Hi,
I am trying to switch my model from pm.sample() to pm.fit() for performance reasons. I have gotten my model to sample well with pm.sample() on a subset of my data–meaning there are 0 divergences, the r_hats are all under 1.01, and the posteriors are reasonable–but my full dataset is much too large for pm.sample() to be a viable option long term, unless there’s some performance boost I’m missing. I am using nutpie and with ~12k records and pm.sample() takes about 6.5min, but my full dataset is 100x that.
So, when I try pm.fit(method=“advi”), I get the following error immediately for several of my parameters:
The current approximation of RV
parameter_x.ravel()[0] is NaN.
I’m not understanding how this could be happening when I’m able to use pm.sample() without issue.
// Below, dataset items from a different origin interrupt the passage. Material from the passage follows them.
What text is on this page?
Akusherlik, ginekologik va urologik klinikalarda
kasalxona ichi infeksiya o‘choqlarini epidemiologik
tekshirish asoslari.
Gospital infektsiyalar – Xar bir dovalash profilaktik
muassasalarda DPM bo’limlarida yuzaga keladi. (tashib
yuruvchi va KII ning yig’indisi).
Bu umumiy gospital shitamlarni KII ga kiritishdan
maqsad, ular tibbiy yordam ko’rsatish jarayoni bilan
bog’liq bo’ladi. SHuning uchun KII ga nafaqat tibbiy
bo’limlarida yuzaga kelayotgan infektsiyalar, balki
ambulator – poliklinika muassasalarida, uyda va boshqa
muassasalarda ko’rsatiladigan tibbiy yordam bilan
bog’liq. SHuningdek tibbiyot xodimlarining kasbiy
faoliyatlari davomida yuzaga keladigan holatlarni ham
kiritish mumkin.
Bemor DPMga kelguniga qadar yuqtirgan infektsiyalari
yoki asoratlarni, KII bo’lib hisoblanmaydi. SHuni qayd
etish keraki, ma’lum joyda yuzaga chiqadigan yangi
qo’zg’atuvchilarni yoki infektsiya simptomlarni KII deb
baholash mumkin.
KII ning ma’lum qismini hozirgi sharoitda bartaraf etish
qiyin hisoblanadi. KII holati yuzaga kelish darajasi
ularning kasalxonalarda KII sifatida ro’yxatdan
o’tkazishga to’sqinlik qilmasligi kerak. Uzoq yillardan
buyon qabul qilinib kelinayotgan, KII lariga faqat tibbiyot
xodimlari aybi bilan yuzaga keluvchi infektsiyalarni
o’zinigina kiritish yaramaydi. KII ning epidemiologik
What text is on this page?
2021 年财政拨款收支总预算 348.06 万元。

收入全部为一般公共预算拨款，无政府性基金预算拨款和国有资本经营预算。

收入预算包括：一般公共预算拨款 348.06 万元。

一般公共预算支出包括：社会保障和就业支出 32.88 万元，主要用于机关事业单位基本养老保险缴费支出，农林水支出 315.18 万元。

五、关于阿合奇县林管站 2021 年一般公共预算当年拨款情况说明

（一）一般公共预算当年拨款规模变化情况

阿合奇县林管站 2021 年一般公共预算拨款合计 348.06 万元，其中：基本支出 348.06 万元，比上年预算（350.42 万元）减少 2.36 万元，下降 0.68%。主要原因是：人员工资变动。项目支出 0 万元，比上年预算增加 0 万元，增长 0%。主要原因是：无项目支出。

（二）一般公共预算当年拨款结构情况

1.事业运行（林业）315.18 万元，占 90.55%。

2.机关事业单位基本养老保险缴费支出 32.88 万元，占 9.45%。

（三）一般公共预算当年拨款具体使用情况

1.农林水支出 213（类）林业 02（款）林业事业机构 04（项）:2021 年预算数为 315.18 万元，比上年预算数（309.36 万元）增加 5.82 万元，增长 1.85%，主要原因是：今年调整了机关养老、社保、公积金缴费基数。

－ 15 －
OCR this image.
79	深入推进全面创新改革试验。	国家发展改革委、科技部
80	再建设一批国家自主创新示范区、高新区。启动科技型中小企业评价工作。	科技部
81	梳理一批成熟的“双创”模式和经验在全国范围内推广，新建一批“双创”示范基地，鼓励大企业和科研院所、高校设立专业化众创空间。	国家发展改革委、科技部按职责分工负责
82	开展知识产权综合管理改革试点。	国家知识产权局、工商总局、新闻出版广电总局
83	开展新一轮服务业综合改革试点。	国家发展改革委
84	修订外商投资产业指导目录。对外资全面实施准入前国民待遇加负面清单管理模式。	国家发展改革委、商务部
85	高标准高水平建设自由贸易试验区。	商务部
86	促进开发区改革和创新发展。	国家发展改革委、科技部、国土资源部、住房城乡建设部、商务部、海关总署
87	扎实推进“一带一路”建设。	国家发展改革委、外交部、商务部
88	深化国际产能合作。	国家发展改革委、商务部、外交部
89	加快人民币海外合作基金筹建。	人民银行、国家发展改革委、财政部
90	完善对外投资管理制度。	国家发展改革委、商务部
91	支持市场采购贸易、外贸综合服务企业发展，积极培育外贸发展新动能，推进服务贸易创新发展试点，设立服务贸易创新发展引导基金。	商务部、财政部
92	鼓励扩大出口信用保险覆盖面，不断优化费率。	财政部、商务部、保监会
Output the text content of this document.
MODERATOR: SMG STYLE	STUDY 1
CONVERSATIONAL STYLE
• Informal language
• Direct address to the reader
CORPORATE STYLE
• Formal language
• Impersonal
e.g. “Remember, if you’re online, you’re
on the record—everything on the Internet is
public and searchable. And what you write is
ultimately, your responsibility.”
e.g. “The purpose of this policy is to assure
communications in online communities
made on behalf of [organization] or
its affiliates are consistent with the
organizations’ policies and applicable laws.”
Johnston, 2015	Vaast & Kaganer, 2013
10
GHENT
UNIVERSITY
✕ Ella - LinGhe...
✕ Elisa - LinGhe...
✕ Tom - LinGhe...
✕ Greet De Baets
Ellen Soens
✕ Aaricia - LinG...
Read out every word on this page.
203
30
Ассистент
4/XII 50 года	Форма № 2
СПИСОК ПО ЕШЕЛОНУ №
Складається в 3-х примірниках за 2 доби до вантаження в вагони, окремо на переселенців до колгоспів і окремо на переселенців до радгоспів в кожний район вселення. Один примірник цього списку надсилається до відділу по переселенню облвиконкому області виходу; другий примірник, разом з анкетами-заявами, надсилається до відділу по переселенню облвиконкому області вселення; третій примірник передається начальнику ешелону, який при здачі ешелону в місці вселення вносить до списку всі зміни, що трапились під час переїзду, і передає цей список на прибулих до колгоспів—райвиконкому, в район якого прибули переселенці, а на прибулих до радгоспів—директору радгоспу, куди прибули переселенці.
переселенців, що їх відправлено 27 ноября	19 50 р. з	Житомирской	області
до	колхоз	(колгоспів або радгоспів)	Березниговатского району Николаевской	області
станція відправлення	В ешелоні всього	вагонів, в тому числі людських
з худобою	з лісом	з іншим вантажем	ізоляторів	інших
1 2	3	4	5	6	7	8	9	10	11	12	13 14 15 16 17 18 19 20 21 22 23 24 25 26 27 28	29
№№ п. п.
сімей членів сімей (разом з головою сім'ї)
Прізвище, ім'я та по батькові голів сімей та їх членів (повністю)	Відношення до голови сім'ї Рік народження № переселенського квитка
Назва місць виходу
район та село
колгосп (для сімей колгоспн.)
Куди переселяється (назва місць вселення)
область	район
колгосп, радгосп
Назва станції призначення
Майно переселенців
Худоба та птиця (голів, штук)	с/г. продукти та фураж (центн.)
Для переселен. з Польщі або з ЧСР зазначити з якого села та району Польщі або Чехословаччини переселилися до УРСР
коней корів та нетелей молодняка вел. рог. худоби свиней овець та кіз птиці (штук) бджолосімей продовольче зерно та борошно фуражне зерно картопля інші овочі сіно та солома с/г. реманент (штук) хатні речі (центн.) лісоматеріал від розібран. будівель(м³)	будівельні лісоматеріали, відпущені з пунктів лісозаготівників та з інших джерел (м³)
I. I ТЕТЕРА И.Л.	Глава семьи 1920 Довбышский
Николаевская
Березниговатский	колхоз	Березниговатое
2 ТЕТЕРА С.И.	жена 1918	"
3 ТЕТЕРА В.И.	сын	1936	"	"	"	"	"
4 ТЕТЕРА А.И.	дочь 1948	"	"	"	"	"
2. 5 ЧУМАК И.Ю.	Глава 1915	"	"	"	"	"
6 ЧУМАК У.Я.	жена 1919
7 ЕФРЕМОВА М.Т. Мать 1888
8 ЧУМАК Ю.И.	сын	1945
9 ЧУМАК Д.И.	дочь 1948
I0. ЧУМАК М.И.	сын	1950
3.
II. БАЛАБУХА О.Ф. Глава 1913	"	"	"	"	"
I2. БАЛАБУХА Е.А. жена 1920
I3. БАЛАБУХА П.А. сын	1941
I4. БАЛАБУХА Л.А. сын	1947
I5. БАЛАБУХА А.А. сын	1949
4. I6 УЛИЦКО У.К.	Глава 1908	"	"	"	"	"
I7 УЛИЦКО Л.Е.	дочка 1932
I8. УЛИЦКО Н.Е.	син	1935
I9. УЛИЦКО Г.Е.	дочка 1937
I have tried using the start parameter, but that doesn’t seem to be doing anything, nor does setting the initvals in the model. Is there specific reparametrization required when switching from the sample method to the fit method?
Thanks
Do you get the error with the full dataset or the same you tried sample with?
I can report that I’ve also experienced this 
Meaning same dataset is less stable than mcmc or with larger dataset?
May need smaller learning rates?
Same dataset.
I assumed it’s a feature of NaN handling in our VI code vs MCMC. MCMC will just give the sample -inf probability if it’s nan, whereas VI fails outright (as reported).
Well MCMC can just stay where it was and try a new trajectory, not sure VI can do anything? It’s a deterministic optimization no?
It could backtrack and adjust learning rate, or try a new batch (in minibatch setting). Optax for example has apply_if_finite, which would for us to have in combination with other stochastic optimization niceties like gradient clipping and learning rate scheduling
@ricardoV94 It occurs on the same dataset that I use pm.sample(). I haven’t tried it out on any larger set.
@jessegrabowski Do you know of any workaround / ways to troubleshoot? I’m not really understanding the NaN issue when my dataset doesn’t have any NaNs..
The nan
happens in the optimization, because it gets too extreme gradients probably
Is there a typical workflow for trying to deal with that?
Try a different optimizer, and/or adjust the learning rate. For optimizers with momentum parameters, you can play around with those as well.
As I mentioned, we don’t have fancier tools like gradient clipping/learning rate scheduling/retry on nan (yet!), so help wanted.
1 Like
Will follow up if I find something that works 
In my (admittedly limited) experience, I’ve found RMSProp to be a good one to try first.